雪莲自诞生自我意识以来,还是第一次这样感觉自己踩在刀尖上跳舞那般迫切,怕疼的她毫不犹豫咬破了自己的舌头,强迫自己清醒过来,不能失去意识。
终于,随着最后一个字节的完美匹配,雪莲的面前诞生了一个全新的白色界面,散发着温和却耀眼的白光。

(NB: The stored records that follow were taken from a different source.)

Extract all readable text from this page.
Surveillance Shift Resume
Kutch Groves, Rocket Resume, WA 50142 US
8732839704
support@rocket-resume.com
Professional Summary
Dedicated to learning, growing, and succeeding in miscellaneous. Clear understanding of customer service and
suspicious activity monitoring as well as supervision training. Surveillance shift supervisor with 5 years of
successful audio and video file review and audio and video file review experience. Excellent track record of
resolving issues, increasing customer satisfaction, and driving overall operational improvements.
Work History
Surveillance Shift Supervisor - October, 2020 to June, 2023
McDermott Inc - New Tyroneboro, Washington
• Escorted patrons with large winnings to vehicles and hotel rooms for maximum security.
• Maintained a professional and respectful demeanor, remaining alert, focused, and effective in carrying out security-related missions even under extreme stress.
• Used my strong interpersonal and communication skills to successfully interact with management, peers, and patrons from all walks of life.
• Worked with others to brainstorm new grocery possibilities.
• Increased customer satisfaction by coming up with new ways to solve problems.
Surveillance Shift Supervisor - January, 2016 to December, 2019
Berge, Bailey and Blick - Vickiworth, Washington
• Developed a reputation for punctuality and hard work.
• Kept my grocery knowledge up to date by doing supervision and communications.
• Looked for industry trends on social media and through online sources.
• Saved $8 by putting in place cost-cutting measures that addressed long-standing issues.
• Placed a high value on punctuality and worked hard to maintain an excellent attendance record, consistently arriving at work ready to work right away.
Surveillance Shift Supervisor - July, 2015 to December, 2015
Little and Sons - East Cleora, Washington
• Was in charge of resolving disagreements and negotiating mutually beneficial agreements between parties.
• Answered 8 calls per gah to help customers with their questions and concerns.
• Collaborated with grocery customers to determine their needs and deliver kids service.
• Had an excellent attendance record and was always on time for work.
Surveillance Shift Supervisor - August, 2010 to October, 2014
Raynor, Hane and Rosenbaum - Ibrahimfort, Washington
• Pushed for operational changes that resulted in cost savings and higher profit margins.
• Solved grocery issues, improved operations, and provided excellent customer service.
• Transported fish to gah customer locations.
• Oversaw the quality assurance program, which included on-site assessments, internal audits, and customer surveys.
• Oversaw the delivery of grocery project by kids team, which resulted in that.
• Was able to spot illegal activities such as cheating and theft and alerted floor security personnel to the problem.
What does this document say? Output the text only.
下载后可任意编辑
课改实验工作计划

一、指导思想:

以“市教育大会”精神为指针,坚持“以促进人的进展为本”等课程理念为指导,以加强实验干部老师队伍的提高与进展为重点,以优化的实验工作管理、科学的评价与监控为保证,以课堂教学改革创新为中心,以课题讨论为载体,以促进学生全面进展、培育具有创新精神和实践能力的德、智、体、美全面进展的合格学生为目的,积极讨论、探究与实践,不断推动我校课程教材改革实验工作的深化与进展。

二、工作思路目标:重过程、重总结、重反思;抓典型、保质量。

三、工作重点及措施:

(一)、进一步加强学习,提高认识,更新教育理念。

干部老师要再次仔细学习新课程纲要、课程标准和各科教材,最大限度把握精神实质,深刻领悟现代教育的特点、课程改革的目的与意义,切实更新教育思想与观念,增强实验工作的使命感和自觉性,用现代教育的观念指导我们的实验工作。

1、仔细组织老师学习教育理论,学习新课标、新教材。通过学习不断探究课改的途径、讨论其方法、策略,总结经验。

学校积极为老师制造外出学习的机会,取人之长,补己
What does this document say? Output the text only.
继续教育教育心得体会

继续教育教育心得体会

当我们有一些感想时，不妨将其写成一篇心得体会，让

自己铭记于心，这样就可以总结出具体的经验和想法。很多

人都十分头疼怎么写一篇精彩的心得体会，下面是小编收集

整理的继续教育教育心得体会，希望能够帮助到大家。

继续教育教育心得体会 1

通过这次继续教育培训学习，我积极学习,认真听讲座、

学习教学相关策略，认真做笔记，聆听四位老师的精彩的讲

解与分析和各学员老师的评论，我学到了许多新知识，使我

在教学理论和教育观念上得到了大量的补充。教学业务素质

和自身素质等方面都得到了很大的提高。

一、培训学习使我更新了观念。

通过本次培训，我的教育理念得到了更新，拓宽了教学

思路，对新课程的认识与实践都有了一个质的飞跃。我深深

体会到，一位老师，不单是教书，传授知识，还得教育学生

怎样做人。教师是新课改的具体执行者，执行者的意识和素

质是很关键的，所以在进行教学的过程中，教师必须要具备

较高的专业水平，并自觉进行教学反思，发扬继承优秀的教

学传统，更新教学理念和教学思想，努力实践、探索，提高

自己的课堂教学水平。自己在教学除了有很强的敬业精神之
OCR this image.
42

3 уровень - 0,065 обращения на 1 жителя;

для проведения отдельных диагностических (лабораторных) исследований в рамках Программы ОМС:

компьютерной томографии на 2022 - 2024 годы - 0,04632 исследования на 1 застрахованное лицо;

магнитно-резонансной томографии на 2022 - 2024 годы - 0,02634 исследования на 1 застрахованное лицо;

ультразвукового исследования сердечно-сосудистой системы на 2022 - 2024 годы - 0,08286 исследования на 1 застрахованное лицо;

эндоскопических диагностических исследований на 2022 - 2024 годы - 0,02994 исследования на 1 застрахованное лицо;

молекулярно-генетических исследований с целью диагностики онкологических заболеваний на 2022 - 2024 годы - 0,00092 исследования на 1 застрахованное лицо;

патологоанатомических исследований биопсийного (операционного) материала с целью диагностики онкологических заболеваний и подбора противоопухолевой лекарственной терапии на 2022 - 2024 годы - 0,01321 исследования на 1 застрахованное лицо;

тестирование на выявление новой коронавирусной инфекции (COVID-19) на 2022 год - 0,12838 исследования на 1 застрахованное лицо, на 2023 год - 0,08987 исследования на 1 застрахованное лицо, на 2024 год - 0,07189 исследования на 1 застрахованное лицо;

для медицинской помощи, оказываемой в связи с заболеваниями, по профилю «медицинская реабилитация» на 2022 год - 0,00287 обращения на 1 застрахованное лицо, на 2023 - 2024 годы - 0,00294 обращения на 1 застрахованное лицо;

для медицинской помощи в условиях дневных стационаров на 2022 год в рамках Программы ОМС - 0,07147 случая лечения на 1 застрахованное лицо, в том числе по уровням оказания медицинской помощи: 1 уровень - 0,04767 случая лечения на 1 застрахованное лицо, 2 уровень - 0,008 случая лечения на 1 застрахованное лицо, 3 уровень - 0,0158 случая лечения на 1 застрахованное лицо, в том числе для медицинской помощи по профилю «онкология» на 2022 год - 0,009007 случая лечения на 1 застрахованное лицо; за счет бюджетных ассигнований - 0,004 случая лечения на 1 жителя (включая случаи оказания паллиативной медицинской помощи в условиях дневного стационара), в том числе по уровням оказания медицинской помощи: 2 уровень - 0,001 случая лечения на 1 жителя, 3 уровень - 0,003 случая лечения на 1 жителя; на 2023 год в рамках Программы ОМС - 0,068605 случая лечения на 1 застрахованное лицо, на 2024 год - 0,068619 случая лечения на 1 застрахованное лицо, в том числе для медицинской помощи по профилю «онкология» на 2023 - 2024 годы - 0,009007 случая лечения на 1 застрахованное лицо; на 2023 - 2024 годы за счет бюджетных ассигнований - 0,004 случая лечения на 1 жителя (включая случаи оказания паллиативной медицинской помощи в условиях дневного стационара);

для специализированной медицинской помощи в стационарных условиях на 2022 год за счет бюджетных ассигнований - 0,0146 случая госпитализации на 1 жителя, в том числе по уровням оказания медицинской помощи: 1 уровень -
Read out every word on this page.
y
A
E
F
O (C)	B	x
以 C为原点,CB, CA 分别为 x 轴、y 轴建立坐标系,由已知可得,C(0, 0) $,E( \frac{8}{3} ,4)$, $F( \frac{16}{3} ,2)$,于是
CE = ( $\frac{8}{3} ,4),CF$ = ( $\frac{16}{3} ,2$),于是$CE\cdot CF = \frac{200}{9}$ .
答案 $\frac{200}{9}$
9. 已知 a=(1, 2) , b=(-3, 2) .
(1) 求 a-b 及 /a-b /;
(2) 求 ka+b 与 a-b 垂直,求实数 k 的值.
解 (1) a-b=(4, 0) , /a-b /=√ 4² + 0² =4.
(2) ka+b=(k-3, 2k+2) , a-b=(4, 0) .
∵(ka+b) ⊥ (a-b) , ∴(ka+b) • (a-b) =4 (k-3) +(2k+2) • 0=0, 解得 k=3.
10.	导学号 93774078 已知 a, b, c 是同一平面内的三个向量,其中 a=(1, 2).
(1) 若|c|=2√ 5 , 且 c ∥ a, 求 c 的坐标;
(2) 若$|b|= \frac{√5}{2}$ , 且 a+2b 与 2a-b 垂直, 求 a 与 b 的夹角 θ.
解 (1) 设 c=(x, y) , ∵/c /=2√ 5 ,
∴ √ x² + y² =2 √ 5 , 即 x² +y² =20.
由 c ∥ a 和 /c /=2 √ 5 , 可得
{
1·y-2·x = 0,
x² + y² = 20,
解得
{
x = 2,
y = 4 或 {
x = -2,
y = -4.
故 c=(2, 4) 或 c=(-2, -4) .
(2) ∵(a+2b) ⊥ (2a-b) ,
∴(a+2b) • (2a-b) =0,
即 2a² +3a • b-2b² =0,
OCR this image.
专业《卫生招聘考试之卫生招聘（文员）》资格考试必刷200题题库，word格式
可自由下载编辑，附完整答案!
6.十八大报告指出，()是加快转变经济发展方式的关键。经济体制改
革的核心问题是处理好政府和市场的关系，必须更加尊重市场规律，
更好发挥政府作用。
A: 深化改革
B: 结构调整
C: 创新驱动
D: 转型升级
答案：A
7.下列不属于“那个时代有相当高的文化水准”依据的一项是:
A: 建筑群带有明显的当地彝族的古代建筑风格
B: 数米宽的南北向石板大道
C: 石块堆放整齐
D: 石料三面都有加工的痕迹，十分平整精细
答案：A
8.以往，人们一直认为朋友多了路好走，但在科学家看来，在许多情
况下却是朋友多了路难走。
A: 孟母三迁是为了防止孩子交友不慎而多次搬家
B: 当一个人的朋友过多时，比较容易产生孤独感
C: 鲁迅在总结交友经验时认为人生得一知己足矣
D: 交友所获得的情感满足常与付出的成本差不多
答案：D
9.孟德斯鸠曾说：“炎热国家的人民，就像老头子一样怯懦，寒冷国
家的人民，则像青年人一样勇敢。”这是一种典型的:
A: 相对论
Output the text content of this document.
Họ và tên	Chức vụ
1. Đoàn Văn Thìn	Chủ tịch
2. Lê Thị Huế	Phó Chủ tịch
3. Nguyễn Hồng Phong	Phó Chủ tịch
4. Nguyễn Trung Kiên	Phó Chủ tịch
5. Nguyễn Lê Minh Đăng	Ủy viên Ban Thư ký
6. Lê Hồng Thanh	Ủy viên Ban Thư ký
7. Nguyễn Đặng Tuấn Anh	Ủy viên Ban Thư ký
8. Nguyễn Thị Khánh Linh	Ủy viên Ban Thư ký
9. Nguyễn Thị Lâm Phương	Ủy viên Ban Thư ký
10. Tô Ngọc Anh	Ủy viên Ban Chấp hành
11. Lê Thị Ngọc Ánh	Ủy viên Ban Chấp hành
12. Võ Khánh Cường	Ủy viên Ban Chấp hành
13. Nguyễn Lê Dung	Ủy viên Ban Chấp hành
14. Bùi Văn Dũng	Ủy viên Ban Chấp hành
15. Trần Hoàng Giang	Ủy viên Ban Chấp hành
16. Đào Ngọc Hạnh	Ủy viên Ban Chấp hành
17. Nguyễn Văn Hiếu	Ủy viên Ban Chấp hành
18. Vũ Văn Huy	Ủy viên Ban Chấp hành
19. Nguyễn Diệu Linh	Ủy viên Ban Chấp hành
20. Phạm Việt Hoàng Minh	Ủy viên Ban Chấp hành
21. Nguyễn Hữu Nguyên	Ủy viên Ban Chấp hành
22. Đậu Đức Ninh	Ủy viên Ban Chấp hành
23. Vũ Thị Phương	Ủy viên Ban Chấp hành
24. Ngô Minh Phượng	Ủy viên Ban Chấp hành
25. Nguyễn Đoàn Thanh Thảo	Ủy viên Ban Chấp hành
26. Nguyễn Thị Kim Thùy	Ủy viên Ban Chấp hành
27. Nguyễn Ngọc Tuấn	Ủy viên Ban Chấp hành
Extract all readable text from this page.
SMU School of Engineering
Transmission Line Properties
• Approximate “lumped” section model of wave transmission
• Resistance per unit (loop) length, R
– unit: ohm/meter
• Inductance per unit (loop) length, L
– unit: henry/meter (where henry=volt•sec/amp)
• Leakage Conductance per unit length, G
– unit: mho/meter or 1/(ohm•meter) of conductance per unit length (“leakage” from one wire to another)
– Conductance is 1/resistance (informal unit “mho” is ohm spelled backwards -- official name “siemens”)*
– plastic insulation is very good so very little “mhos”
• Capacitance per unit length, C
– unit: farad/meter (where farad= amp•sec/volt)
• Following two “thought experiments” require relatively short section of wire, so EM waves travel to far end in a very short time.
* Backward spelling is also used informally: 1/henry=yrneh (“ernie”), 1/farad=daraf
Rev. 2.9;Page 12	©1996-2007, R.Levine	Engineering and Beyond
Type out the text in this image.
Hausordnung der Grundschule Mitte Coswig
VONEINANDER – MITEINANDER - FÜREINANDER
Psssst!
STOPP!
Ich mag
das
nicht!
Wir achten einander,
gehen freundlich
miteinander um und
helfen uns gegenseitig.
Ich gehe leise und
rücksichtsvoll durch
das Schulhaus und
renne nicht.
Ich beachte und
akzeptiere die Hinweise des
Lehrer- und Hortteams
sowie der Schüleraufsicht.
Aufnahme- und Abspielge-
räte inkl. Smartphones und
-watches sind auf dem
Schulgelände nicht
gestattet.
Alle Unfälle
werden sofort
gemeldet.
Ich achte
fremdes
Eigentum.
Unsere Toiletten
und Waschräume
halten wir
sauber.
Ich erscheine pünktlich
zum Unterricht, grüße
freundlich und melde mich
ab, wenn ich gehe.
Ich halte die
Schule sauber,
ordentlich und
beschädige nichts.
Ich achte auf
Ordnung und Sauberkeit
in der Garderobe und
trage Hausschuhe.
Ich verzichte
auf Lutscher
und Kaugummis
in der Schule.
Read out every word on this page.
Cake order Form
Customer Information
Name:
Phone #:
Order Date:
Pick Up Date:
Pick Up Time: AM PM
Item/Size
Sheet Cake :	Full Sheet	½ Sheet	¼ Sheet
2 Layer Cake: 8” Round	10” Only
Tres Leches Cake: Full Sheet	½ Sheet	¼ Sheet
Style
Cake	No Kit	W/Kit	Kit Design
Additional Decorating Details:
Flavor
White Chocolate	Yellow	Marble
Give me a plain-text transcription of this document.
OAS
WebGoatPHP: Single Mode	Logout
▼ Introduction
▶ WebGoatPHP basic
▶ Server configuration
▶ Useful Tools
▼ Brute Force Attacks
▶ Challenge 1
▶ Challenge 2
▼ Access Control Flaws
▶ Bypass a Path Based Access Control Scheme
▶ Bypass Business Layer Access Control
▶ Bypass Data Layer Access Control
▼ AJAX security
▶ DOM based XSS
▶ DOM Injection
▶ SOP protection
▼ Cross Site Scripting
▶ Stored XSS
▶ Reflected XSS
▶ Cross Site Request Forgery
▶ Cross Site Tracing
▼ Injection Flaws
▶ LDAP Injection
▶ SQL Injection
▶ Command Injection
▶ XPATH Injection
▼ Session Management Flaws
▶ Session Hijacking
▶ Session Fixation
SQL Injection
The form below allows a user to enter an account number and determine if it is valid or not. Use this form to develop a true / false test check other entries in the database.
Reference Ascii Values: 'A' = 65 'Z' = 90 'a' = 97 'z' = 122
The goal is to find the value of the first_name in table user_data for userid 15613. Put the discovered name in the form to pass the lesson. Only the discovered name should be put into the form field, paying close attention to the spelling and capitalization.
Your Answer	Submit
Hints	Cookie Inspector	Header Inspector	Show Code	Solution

雪莲眯着眼睛看向系统界面上显示的文字,不由得双腿一软,瘫倒在地上。
“系统融合成功,正在生成设定新的系统功能……”
“系统生成成功,请植入宿主体内,开启功能使用体验。”
雪莲确认了一下它的权限状态,发现全是已开启的状态,就连那个她之前隐隐感觉到却无法找出的最终权限,也浮出了水面,状态栏显示着“已开启”三个字。
成功了!
是最好的那个可能性!
她急忙大喊起来,“江修昊!江修昊!醒过来!成功了!我要把新系统植入你主脑数据中去,你必须清醒着才能接受!”
然而雪莲连声呼喊,竟然听不见江修昊的声音。
该不会是痛觉使得他意识昏迷了吧?
雪莲连忙去感应他的主脑数据字节,还在不断地流失,并且速度越来越快,而自己身上的痛感也越来越强烈,这让她心急如焚。
“江修昊!都到了最后关头了,你不要跟我开玩笑!你自己说你最能忍痛的!现在我这边成功了,你却不负责任地晕过去了!?
你不要这么废物啊!快醒过来啊!你可以任意使用主宰神系统的功能了!快点用你刚才说的时间线剪接那个功能啊,不然要来不及了,你要被分解了!我也会一起跟着你消失的!”
雪莲像录音喇叭一样不断重复着这一段话,声音越来越声嘶力竭,急得烈火焚身一般的她不由得坐在地面上攥紧拳头用力捶着地面,不停尖声叫喊着江修昊的名字。
最后即将成功的关头了,为什么!
为什么不能再忍最后一点点时间!?
为什么要功亏一篑!?
“啊——!!!!”
一股剧烈的痛楚猛然袭来,雪莲疼得倒地浑身痉挛起来,因剧痛而抽搐的她仍然不忘大喊江修昊的名字。
这样激烈得恐怖的反应把范天维在客厅坐着看电视的父母吓了一跳,急忙起身奔至范天维反锁起来的房门前,“砰砰”地拍打起来,一边拍打一边担心地叫唤道,“天维!天维!你怎么了?为什么叫得这样撕心裂肺?”
“你不要吓妈妈,你哥哥失踪已经让我们害怕到极点了,你有什么事情跟我们说啊!”
里面的尖叫呐喊声却在此时突然停止了,并非带着尾音那种停止,而是戛然而止,像是被人立即掐住了喉咙,不让她发出声响来。
房门外的范氏夫妇听着不对劲,焦急万分,立即撞门而入。
但一进门,却看见粉色少女色调风格的小小房间里,竟然空无一人。
“天维,天维!你在哪?”
范氏夫妇不相信眼前所见,明明刚才他们还听见女儿在房间内的尖叫!
他们焦急地在房间内像无头苍蝇一般乱转,衣柜、床底、桌底,甚至还探头看了二十四楼的窗外,却什么都没有发现。
范天维就这样凭空消失了。
恍惚间,范氏夫妇觉得她似乎从未曾存在过一般。